When distinguishing between SEMA5A's effects on cell migration versus proliferation:

• Use Complementary Assays: Employ multiple assay types to differentiate between effects:

  • Migration: Wound healing assays, chemotaxis assays, and cellular protrusion analysis

  • Proliferation: MTT assays, BrdU incorporation, or Ki-67 staining

• Consider Time-Dependent Effects: SEMA5A may exhibit different effects depending on exposure duration. Short-term exposure (30 minutes) may primarily affect migration through cellular protrusions (p=0.04), while longer-term effects may impact other cellular functions .

• Concentration-Dependent Responses: Different concentrations of SEMA5A may elicit distinct cellular responses. For example, 100 ng/mL SEMA5A significantly enhances T3M-4 cell migration (p<0.001) compared to lower concentrations .

• Account for Cell Type Specificity: Research has shown that SEMA5A significantly enhances migration in pancreatic cancer cells but shows no effect on their proliferation as demonstrated by MTT assays .

• Analyze Pathway-Specific Activation: Determine whether activated signaling pathways are primarily associated with migration (Met tyrosine kinases, MMP9) versus proliferation (cell cycle regulators) .

• Control for Indirect Effects: SEMA5A's pro-angiogenic effects on endothelial cells might indirectly affect tumor cell behavior in vivo but not in isolated in vitro systems .

This methodological approach has revealed that SEMA5A predominantly affects cellular migration in pancreatic cancer models rather than proliferation, suggesting its primary role in metastatic spread rather than tumor growth .

How can researchers validate the specificity of observed SEMA5A-mediated signaling pathways?

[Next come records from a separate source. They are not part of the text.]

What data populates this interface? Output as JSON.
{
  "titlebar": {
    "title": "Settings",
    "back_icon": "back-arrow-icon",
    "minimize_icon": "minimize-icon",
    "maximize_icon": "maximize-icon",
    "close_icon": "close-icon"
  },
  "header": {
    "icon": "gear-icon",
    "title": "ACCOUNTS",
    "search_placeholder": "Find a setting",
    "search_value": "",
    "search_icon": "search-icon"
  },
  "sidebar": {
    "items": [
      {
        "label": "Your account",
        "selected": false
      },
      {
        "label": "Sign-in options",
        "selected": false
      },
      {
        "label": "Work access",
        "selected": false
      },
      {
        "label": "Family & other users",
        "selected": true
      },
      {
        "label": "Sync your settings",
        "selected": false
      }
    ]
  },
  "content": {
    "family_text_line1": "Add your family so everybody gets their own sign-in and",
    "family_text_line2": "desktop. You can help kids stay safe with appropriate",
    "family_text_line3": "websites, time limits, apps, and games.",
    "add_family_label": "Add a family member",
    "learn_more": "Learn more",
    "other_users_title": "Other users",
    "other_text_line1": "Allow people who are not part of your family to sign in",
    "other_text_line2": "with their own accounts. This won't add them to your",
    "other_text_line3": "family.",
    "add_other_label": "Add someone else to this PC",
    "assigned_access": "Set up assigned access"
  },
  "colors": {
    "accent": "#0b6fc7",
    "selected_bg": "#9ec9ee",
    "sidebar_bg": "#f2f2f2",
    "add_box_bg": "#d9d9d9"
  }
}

To validate the specificity of SEMA5A-mediated signaling pathways:

• Receptor Knockdown Experiments: Utilize siRNA targeting specific receptors (e.g., PlexinA1 with sequence 5'-GCAGUACUGACAACGUCAATT-3') to confirm receptor dependency. This approach has demonstrated that PlexinA1 knockdown regulates IL-17A production by CD4+ T cells .

• Pathway Inhibitor Studies: Apply specific inhibitors of the PI3K/Akt/mTOR pathway to confirm SEMA5A's mechanism in promoting Th17 differentiation .

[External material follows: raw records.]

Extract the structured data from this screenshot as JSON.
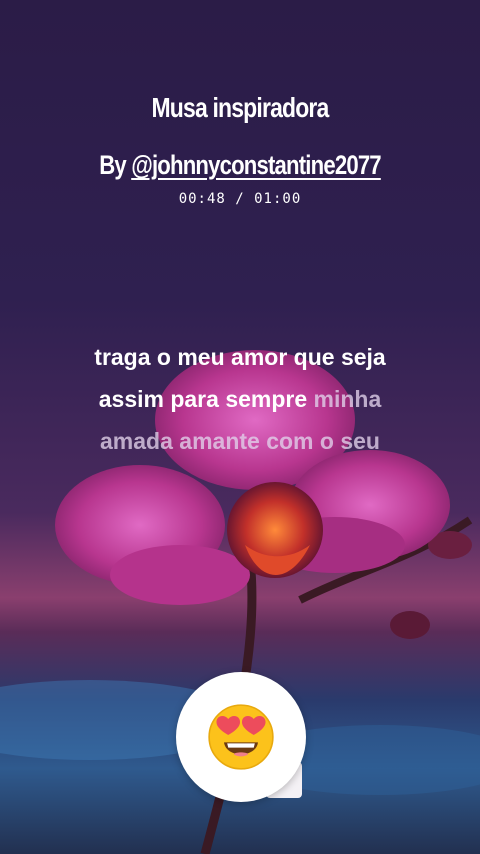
{
  "video": {
    "title": "Musa inspiradora",
    "byline_prefix": "By ",
    "author_handle": "@johnnyconstantine2077",
    "timer": "00:48 / 01:00"
  },
  "lyrics": {
    "line1": "traga o meu amor  que seja",
    "line2_active": "assim para sempre ",
    "line2_dim": " minha",
    "line3": "amada amante  com o seu"
  },
  "reaction": {
    "icon": "heart-eyes-emoji-icon"
  },
  "colors": {
    "background_top": "#281b45",
    "background_mid": "#3e2457",
    "flower": "#c0399a",
    "text": "#ffffff",
    "text_dim": "#d9c7e4"
  }
}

• Recombinant Protein Controls: Compare effects of full-length SEMA5A versus the extracellular domain to determine which protein regions mediate specific signaling outcomes .

• Dose-Response Relationships: Establish clear dose-response curves using varying concentrations of SEMA5A (50-100 ng/mL) to confirm biological relevance and specificity .

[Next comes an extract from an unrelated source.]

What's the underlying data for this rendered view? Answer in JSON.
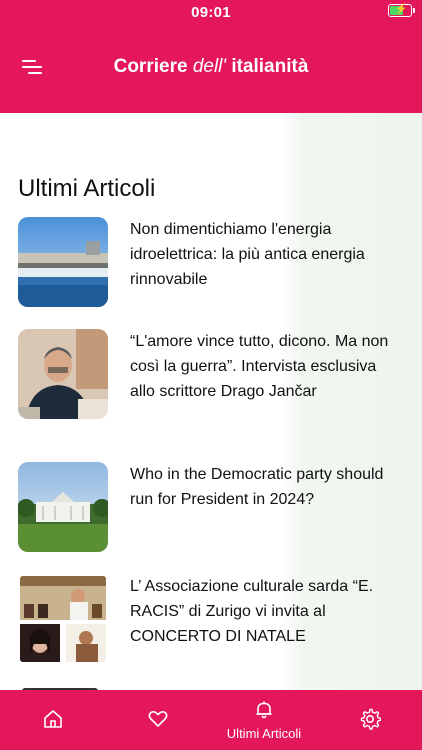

• Cross-Validation in Multiple Cell Types: Confirm pathway activation across different cellular models (e.g., AsPC-1 and T3M-4 pancreatic cancer cells; HMEC-1 endothelial cells) to establish consistency .

• Genetic Approaches: Utilize data from Sema5A-deficient mice, which display defective branching of cranial vasculature, to validate in vitro findings in physiological contexts .

• Temporal Analysis: Examine signaling events at multiple time points to distinguish between primary and secondary pathway activation .

This comprehensive validation approach ensures that observed SEMA5A-mediated effects are specific to the protein and provides robust evidence for its signaling mechanisms across different biological contexts.